Towards 6G: Paradigm of realistic terahertz channel modeling

Abstract

Terahertz (THz) communications are envisioned as a key technology for the sixth-generation wireless communication system (6G). However, it is not practical to perform large-scale channel measurements with high degrees of freedom at THz frequency band. This makes empirical or stochastic modeling approaches relying on measurements no longer stand. In order to break through the bottleneck of scarce full-dimensional channel sounding measurements, this paper presents a novel paradigm for THz channel modeling towards 6G. With the core of high-performance ray tracing (RT), the presented paradigm requires merely quite limited channel sounding to calibrate the geometry and material electromagnetic (EM) properties of the three-dimensional (3D) environment model in the target scenarios. Then, through extensive RT simulations, the parameters extracted from RT simulations can be fed into either ray-based novel stochastic channel models or cluster-based standard channel model families.

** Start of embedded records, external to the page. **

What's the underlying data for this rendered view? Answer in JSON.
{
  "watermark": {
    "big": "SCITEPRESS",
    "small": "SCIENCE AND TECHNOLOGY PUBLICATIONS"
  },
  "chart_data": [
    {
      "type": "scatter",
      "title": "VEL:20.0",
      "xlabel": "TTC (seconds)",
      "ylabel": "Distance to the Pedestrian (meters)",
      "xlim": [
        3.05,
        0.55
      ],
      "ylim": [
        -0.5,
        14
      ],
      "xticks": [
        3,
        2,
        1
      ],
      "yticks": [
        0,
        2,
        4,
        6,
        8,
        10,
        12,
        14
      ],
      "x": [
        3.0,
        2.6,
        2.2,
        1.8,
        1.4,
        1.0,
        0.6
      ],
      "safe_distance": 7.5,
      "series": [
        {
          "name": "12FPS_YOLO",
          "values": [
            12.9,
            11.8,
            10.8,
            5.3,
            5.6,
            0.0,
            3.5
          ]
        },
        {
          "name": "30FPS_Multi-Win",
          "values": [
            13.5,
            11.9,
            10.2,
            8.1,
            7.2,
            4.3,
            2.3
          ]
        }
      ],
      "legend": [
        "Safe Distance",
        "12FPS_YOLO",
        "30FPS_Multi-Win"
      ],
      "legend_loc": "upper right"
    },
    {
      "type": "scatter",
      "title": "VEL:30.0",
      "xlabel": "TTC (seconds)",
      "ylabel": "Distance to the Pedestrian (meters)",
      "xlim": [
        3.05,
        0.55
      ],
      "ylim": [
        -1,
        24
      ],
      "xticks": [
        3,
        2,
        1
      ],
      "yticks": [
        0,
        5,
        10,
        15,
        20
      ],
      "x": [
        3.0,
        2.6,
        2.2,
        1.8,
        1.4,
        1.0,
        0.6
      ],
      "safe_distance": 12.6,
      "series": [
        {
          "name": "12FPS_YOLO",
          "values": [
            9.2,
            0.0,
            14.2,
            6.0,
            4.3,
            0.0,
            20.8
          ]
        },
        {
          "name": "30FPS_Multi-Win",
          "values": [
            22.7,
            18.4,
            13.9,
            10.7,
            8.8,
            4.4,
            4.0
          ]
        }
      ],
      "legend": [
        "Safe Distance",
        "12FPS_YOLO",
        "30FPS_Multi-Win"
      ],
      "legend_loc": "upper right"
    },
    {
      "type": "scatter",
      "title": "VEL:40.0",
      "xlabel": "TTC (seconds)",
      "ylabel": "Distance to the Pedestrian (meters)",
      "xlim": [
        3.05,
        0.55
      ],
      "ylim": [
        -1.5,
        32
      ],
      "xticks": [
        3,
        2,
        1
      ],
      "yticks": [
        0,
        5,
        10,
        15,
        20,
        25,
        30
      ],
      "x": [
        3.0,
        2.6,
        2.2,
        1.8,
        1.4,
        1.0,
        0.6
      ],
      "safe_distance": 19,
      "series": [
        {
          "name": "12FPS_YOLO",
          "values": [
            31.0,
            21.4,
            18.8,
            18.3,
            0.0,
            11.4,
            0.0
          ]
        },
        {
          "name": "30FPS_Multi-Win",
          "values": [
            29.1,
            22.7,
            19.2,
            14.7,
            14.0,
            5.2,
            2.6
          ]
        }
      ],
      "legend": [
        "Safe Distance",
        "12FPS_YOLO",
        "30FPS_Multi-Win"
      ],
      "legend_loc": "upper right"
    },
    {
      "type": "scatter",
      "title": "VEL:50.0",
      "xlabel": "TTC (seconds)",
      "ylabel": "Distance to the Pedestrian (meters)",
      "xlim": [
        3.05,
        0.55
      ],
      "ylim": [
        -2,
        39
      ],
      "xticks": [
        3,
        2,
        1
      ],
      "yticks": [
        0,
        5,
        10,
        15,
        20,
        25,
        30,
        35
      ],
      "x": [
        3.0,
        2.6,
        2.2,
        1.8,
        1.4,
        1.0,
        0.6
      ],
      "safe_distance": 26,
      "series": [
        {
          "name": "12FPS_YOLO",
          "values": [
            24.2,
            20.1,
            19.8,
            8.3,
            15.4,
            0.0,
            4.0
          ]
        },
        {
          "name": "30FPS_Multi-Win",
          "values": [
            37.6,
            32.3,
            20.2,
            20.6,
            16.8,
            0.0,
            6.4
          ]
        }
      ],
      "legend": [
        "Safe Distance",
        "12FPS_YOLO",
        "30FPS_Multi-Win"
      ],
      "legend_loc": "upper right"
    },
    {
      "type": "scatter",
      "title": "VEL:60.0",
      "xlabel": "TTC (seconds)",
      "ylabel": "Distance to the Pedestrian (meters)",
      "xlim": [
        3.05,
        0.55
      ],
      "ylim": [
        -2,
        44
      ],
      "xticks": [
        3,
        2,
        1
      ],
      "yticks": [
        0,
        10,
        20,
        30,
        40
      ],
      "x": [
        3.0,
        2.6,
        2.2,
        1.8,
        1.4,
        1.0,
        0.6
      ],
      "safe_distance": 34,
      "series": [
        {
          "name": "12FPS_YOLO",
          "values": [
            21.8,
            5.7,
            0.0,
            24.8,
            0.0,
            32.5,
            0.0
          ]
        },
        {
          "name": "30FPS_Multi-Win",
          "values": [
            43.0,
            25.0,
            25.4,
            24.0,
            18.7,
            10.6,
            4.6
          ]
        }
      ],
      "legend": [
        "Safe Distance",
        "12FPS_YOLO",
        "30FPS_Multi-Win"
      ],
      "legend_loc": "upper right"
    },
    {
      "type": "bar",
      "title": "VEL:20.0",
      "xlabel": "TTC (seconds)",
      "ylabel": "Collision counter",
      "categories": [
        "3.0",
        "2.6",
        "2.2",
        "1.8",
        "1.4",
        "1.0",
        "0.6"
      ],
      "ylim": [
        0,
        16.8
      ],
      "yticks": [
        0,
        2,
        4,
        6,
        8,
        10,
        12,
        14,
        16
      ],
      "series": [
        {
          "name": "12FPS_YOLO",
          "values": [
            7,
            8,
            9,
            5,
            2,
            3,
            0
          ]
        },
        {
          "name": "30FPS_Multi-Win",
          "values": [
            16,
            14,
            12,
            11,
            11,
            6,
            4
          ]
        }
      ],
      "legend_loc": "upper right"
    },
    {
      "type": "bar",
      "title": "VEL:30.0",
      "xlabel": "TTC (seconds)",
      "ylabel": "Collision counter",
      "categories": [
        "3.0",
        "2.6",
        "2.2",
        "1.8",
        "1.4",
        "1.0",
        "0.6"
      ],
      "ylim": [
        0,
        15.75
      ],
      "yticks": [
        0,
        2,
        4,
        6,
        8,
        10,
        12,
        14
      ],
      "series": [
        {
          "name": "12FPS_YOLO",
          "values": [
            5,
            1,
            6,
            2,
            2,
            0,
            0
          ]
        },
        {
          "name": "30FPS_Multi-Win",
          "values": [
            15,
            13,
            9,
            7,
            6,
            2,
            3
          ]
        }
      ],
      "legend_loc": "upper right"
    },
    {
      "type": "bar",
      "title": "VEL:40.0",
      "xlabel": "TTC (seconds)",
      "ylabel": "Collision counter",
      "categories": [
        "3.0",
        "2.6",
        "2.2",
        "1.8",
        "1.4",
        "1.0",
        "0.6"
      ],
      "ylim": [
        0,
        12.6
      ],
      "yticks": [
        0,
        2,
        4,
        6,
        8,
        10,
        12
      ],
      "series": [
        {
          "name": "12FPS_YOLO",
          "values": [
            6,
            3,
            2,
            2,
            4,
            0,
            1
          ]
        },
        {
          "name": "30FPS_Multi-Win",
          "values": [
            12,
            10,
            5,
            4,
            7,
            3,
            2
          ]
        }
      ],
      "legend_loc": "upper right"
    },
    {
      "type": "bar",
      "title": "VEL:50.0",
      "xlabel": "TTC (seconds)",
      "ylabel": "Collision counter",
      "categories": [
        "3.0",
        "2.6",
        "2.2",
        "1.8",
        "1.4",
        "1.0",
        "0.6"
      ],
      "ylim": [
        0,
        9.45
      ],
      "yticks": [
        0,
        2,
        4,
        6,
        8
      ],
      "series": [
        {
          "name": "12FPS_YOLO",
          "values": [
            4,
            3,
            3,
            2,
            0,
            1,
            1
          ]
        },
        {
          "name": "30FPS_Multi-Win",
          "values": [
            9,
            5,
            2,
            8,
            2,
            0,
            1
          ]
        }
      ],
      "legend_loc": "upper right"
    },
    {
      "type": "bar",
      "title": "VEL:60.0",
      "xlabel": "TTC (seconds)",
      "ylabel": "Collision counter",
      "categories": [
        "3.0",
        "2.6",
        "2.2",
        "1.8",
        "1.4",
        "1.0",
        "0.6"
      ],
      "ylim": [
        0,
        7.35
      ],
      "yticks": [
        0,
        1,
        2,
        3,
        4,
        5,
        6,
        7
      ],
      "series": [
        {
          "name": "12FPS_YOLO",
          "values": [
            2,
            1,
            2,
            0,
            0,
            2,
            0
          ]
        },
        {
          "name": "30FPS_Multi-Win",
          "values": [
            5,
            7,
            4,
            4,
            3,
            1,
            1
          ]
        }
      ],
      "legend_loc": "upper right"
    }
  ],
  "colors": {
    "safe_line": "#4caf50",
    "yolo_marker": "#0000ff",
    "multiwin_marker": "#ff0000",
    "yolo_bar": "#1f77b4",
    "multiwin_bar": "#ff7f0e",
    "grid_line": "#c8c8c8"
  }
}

Verified by RT simulations, these models can generate realistic channels that are valuable for the design and evaluation of THz systems. Representing two ends of 6G THz use cases from microscopy to macroscopy, case studies are made for close-proximity communications, wireless connections on a desktop, and smart rail mobility, respectively. Last but not least, new concerns on channel modeling resulting from distinguishing features of THz wave are discussed regarding propagation, antenna array, and device aspects, respectively.